An effective vaccine could eventually eliminate HCV as a public health burden. However, no such vaccine has ever been developed—largely because of the extraordinary difficulty in studying HCV’s envelope protein complex, which is made of two viral proteins called E1 and E2.

“The E1E2 complex is very flimsy—it’s like a bag of wet spaghetti, always changing its shape—and that’s why it’s been extremely challenging to image at high resolution,” said co-first author Lisa Eshun-Wilson, PhD, a postdoctoral research associate in both the Lander and Ward labs at Scripps Research.

The researchers discovered that they could use a combination of three broadly neutralizing anti-HCV antibodies to stabilize the E1E2 complex in a natural conformation. The researchers imaged the antibody-stabilized protein complex using low-temperature electron microscopy.
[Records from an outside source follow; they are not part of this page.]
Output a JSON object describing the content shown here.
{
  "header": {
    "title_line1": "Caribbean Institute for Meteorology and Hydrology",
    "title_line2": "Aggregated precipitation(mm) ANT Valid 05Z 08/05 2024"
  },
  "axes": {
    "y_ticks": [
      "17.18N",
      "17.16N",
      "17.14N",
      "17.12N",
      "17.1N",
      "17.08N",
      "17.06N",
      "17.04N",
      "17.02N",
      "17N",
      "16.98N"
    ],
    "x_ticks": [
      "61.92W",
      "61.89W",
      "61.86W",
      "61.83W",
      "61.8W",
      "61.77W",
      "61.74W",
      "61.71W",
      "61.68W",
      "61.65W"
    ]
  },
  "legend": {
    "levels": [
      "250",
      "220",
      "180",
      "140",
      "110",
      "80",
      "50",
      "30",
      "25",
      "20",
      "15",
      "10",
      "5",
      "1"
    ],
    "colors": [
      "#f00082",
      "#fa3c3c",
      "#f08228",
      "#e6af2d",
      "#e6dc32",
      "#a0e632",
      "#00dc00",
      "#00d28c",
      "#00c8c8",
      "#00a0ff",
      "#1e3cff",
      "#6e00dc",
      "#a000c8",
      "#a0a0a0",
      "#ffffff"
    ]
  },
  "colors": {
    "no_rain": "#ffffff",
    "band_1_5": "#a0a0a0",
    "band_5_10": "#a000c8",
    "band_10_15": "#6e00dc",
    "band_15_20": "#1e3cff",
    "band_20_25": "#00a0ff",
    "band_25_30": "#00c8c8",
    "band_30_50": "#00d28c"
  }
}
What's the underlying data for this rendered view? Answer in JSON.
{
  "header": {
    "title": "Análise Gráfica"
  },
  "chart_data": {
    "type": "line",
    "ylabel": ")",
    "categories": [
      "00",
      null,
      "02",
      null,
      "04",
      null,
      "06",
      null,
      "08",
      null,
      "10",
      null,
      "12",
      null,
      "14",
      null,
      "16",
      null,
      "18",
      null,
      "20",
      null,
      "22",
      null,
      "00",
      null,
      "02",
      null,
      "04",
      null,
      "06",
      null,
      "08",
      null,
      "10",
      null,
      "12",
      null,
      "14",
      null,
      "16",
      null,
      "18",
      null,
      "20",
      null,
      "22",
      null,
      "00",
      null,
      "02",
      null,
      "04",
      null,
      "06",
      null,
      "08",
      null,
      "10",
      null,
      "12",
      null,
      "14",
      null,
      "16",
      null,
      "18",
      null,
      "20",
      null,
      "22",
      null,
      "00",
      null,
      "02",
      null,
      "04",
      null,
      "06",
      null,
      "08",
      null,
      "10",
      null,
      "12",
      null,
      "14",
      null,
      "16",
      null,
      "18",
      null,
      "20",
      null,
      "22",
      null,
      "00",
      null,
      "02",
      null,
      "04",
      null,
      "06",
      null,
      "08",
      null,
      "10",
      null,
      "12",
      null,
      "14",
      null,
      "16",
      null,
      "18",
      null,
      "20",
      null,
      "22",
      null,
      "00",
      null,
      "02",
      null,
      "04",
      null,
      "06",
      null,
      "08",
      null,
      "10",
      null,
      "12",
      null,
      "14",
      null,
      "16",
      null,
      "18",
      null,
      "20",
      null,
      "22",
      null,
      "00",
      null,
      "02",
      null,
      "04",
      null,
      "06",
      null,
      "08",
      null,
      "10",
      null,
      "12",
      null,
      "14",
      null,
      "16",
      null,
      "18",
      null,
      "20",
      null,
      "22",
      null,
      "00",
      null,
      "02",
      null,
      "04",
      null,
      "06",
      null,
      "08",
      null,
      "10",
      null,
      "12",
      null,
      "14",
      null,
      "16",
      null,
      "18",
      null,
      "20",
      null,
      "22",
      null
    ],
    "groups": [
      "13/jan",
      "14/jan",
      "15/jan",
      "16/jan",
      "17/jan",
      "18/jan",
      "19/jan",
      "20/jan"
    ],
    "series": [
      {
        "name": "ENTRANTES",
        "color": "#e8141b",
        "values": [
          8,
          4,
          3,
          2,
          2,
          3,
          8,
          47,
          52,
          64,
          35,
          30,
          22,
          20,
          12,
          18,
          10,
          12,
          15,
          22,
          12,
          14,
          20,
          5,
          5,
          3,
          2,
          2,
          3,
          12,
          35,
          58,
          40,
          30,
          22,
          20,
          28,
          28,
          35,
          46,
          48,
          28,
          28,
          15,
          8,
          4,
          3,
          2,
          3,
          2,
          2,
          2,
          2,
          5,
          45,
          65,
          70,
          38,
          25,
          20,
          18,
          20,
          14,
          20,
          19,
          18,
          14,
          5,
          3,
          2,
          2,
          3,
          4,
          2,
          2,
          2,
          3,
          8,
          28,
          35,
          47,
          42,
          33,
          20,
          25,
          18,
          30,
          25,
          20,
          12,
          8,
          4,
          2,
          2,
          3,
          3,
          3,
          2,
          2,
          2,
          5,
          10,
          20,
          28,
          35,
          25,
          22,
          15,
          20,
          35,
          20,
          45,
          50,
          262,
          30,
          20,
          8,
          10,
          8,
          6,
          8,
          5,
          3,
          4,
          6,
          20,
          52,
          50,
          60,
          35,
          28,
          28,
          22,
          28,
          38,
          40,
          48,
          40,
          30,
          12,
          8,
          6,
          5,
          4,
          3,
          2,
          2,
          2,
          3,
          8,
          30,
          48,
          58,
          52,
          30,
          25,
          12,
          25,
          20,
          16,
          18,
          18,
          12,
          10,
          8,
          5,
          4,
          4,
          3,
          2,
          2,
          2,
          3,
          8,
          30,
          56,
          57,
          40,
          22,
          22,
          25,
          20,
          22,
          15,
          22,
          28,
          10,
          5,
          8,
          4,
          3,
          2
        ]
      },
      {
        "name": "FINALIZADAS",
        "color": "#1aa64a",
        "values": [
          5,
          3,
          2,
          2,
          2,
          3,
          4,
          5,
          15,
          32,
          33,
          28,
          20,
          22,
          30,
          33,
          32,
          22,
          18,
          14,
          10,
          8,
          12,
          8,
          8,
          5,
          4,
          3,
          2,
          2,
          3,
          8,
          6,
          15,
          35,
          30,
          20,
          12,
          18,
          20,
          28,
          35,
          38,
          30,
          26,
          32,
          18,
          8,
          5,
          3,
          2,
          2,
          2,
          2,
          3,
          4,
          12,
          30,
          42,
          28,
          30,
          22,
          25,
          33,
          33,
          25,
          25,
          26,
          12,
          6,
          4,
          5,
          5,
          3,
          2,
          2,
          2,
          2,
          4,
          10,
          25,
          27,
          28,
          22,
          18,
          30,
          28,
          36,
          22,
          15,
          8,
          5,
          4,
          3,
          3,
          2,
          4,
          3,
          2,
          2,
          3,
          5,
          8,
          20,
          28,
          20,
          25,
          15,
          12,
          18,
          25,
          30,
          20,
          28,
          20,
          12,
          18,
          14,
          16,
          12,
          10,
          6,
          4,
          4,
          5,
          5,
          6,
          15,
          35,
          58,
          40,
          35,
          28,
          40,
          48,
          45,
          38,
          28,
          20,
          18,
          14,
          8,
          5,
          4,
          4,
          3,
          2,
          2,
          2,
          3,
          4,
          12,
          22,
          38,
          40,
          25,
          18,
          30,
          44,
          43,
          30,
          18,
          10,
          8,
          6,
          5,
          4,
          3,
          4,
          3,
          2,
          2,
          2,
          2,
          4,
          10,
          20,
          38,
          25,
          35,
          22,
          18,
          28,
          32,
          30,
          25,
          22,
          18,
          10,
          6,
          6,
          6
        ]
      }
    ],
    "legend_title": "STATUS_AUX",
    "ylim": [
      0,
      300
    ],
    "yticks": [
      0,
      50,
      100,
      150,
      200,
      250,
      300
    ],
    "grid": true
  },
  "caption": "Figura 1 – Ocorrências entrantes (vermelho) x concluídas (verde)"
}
With the help of advanced image-analysis software, the researchers were able to generate an E1E2 structural map of unprecedented clarity and extent—at near-atomic scale resolution.

These findings may aid researchers in potentially designing a vaccine that powerfully elicits these antibodies to block HCV infection.

“The structural data also should allow us to discover the mechanisms by which these antibodies neutralize HCV,” said co-first author Alba Torrents de la Peña, PhD, a postdoctoral researcher in the Ward lab.